The study of 289 patients five years after a stroke found 17 per cent had depression. But only a fifth of these patients were taking antidepressants.
Among those taking the anti-depressants, 72 per cent were no longer depressed when assessed.
Lead researcher Dr Seana Paul, from the National Stroke Research Institute in Victoria, Australia, said: ‘Depression is common even five years after a stroke, and most of those taking antidepressant medication were not depressed, providing indirect evidence that the treatments are effective in stroke patients.’
Uncertainty about side-effects and efficacy of antidepressants in patients recovering from stroke may explain prescriber caution over giving antidepressants to depressed stroke patients, the researchers suggested. It could also have been because depression was undiagnosed, non-pharmacological treatments were used or treatment had been stopped.

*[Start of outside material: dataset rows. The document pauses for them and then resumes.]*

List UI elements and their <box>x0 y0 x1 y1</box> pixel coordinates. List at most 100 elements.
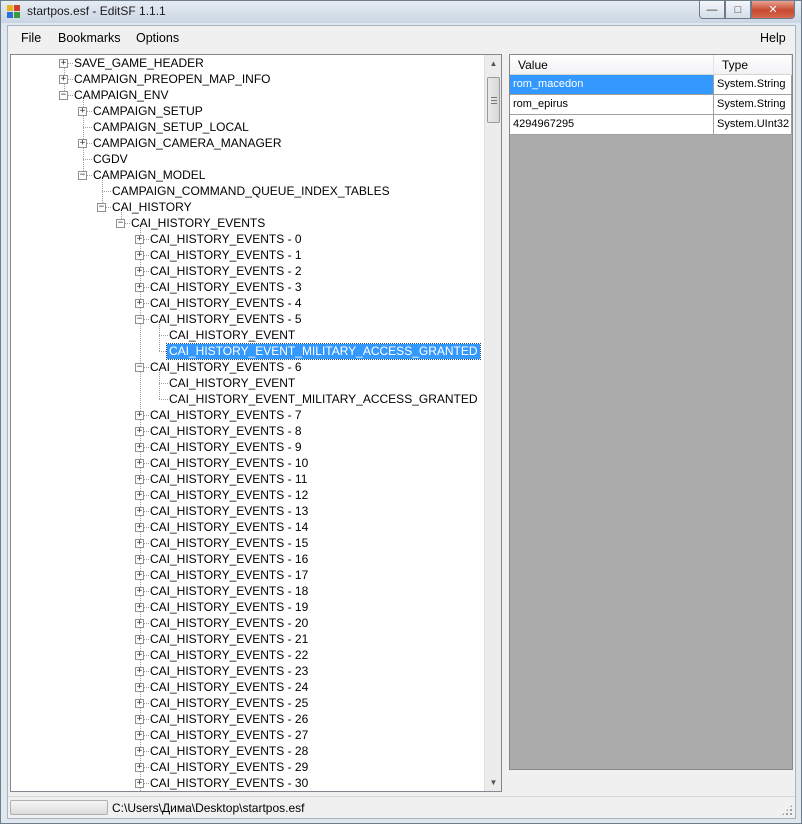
tree-node-label[interactable]: CAI_HISTORY_EVENTS - 1 <box>148 248 304 263</box>
tree-node-label[interactable]: CAI_HISTORY_EVENTS - 11 <box>148 472 309 487</box>
grid-row[interactable]: 4294967295 System.UInt32 <box>510 115 792 135</box>
menu-file[interactable]: File <box>21 31 41 45</box>
grid-row[interactable]: rom_macedon System.String <box>510 75 792 95</box>
tree-node[interactable]: + CAI_HISTORY_EVENTS - 4 <box>11 295 485 311</box>
tree-node[interactable]: + CAI_HISTORY_EVENTS - 22 <box>11 647 485 663</box>
expand-icon[interactable]: + <box>135 683 144 692</box>
tree-node[interactable]: + CAI_HISTORY_EVENTS - 17 <box>11 567 485 583</box>
tree-node-label[interactable]: CAI_HISTORY_EVENTS - 29 <box>148 760 310 775</box>
tree-node-label[interactable]: CAI_HISTORY_EVENTS - 27 <box>148 728 310 743</box>
tree-node-label[interactable]: CAI_HISTORY_EVENTS - 9 <box>148 440 304 455</box>
tree-node[interactable]: + CAI_HISTORY_EVENTS - 21 <box>11 631 485 647</box>
expand-icon[interactable]: + <box>135 411 144 420</box>
cell-value[interactable]: 4294967295 <box>510 115 714 135</box>
expand-icon[interactable]: + <box>135 667 144 676</box>
tree-node[interactable]: + CAI_HISTORY_EVENTS - 10 <box>11 455 485 471</box>
tree-node-label[interactable]: CAMPAIGN_COMMAND_QUEUE_INDEX_TABLES <box>110 184 392 199</box>
cell-value[interactable]: rom_macedon <box>510 75 714 95</box>
tree-node[interactable]: + CAI_HISTORY_EVENTS - 1 <box>11 247 485 263</box>
tree-node[interactable]: CGDV <box>11 151 485 167</box>
tree-node[interactable]: + CAI_HISTORY_EVENTS - 15 <box>11 535 485 551</box>
expand-icon[interactable]: + <box>135 603 144 612</box>
expand-icon[interactable]: + <box>135 267 144 276</box>
tree-node[interactable]: + CAI_HISTORY_EVENTS - 12 <box>11 487 485 503</box>
tree-node[interactable]: + CAI_HISTORY_EVENTS - 18 <box>11 583 485 599</box>
tree-node[interactable]: + CAI_HISTORY_EVENTS - 25 <box>11 695 485 711</box>
expand-icon[interactable]: + <box>135 251 144 260</box>
tree-node[interactable]: CAI_HISTORY_EVENT_MILITARY_ACCESS_GRANTE… <box>11 343 485 360</box>
tree-node[interactable]: − CAMPAIGN_ENV <box>11 87 485 103</box>
tree-node-label[interactable]: CAI_HISTORY_EVENT <box>167 328 297 343</box>
expand-icon[interactable]: + <box>135 235 144 244</box>
title-bar[interactable]: startpos.esf - EditSF 1.1.1 — □ ✕ <box>1 1 801 23</box>
grid-row[interactable]: rom_epirus System.String <box>510 95 792 115</box>
tree-node-label[interactable]: CAI_HISTORY_EVENTS - 10 <box>148 456 310 471</box>
tree-node[interactable]: + SAVE_GAME_HEADER <box>11 55 485 71</box>
tree-node[interactable]: + CAI_HISTORY_EVENTS - 16 <box>11 551 485 567</box>
tree-node-label[interactable]: CAI_HISTORY_EVENTS - 30 <box>148 776 310 791</box>
expand-icon[interactable]: + <box>78 139 87 148</box>
tree-node-label[interactable]: CAI_HISTORY_EVENT_MILITARY_ACCESS_GRANTE… <box>167 392 480 407</box>
expand-icon[interactable]: + <box>135 571 144 580</box>
tree-node[interactable]: + CAI_HISTORY_EVENTS - 11 <box>11 471 485 487</box>
tree-node-label[interactable]: CAI_HISTORY_EVENTS - 4 <box>148 296 304 311</box>
tree-node-label[interactable]: CAI_HISTORY_EVENT <box>167 376 297 391</box>
scroll-thumb[interactable] <box>487 77 500 123</box>
tree-node[interactable]: CAI_HISTORY_EVENT <box>11 375 485 391</box>
tree-node[interactable]: + CAI_HISTORY_EVENTS - 28 <box>11 743 485 759</box>
tree-view[interactable]: + SAVE_GAME_HEADER + CAMPAIGN_PREOPEN_MAP_I… <box>10 54 502 792</box>
cell-type[interactable]: System.String <box>714 75 792 95</box>
expand-icon[interactable]: + <box>135 635 144 644</box>
tree-node[interactable]: + CAI_HISTORY_EVENTS - 30 <box>11 775 485 791</box>
tree-node-label[interactable]: CAI_HISTORY_EVENTS - 3 <box>148 280 304 295</box>
expand-icon[interactable]: + <box>135 523 144 532</box>
expand-icon[interactable]: + <box>135 731 144 740</box>
tree-node[interactable]: + CAI_HISTORY_EVENTS - 24 <box>11 679 485 695</box>
scroll-down-arrow-icon[interactable]: ▼ <box>485 774 501 791</box>
expand-icon[interactable]: + <box>135 555 144 564</box>
tree-node[interactable]: − CAMPAIGN_MODEL <box>11 167 485 183</box>
cell-value[interactable]: rom_epirus <box>510 95 714 115</box>
expand-icon[interactable]: + <box>135 699 144 708</box>
scroll-up-arrow-icon[interactable]: ▲ <box>485 55 501 72</box>
tree-node[interactable]: + CAI_HISTORY_EVENTS - 26 <box>11 711 485 727</box>
tree-node-label[interactable]: CAI_HISTORY_EVENTS - 22 <box>148 648 310 663</box>
tree-node[interactable]: + CAI_HISTORY_EVENTS - 8 <box>11 423 485 439</box>
tree-node-label[interactable]: CAI_HISTORY_EVENTS - 26 <box>148 712 310 727</box>
tree-node[interactable]: + CAMPAIGN_SETUP <box>11 103 485 119</box>
column-header-type[interactable]: Type <box>714 55 792 75</box>
tree-node-label[interactable]: CAI_HISTORY_EVENTS <box>129 216 267 231</box>
expand-icon[interactable]: + <box>135 763 144 772</box>
menu-help[interactable]: Help <box>760 31 786 45</box>
tree-node[interactable]: + CAI_HISTORY_EVENTS - 9 <box>11 439 485 455</box>
tree-node-label[interactable]: CAI_HISTORY_EVENTS - 7 <box>148 408 304 423</box>
resize-grip-icon[interactable] <box>781 804 793 816</box>
cell-type[interactable]: System.UInt32 <box>714 115 792 135</box>
tree-node-label[interactable]: CAI_HISTORY_EVENTS - 5 <box>148 312 304 327</box>
tree-node-label[interactable]: CAMPAIGN_CAMERA_MANAGER <box>91 136 283 151</box>
collapse-icon[interactable]: − <box>59 91 68 100</box>
tree-node-label[interactable]: CAI_HISTORY_EVENTS - 23 <box>148 664 310 679</box>
close-button[interactable]: ✕ <box>751 1 795 19</box>
tree-node-label[interactable]: CAMPAIGN_MODEL <box>91 168 207 183</box>
expand-icon[interactable]: + <box>135 651 144 660</box>
expand-icon[interactable]: + <box>135 443 144 452</box>
tree-node-label[interactable]: CAI_HISTORY_EVENT_MILITARY_ACCESS_GRANTE… <box>166 343 481 360</box>
expand-icon[interactable]: + <box>135 587 144 596</box>
collapse-icon[interactable]: − <box>116 219 125 228</box>
tree-node[interactable]: + CAI_HISTORY_EVENTS - 3 <box>11 279 485 295</box>
tree-node-label[interactable]: SAVE_GAME_HEADER <box>72 56 206 71</box>
tree-node-label[interactable]: CAMPAIGN_PREOPEN_MAP_INFO <box>72 72 273 87</box>
tree-node[interactable]: + CAI_HISTORY_EVENTS - 19 <box>11 599 485 615</box>
expand-icon[interactable]: + <box>135 491 144 500</box>
menu-bookmarks[interactable]: Bookmarks <box>58 31 121 45</box>
tree-node-label[interactable]: CAI_HISTORY_EVENTS - 12 <box>148 488 310 503</box>
tree-node[interactable]: + CAI_HISTORY_EVENTS - 13 <box>11 503 485 519</box>
tree-node[interactable]: CAI_HISTORY_EVENT <box>11 327 485 343</box>
cell-type[interactable]: System.String <box>714 95 792 115</box>
expand-icon[interactable]: + <box>135 299 144 308</box>
tree-node[interactable]: CAMPAIGN_COMMAND_QUEUE_INDEX_TABLES <box>11 183 485 199</box>
expand-icon[interactable]: + <box>135 539 144 548</box>
tree-node-label[interactable]: CAI_HISTORY_EVENTS - 18 <box>148 584 310 599</box>
tree-scrollbar[interactable]: ▲ ▼ <box>484 55 501 791</box>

Professor Allan House, an expert in psychiatry and behavioural science at the University of Leeds, said: ‘A conservative estimate is that 30 per cent of stroke survivors have their rehabilitation complicated by depression. You need to be careful if you’re going to use antidepressants with frail elderly people, but psychological and social interventions are underused because of the lack of availability to the physically ill elderly.’
It is harder to diagnose depression after stroke because survivors can have difficulty communicating, as well as with facial expression, he said.
Professor Gary Ford, stroke specialist at the University of Newcastle, said there was still a debate about whether depression after stroke was a reaction to related disability, or a result of neurological insult.
‘There is probably a little of both,’ he said. ‘Those with more diffuse cerebral damage are at greater risk of depression.’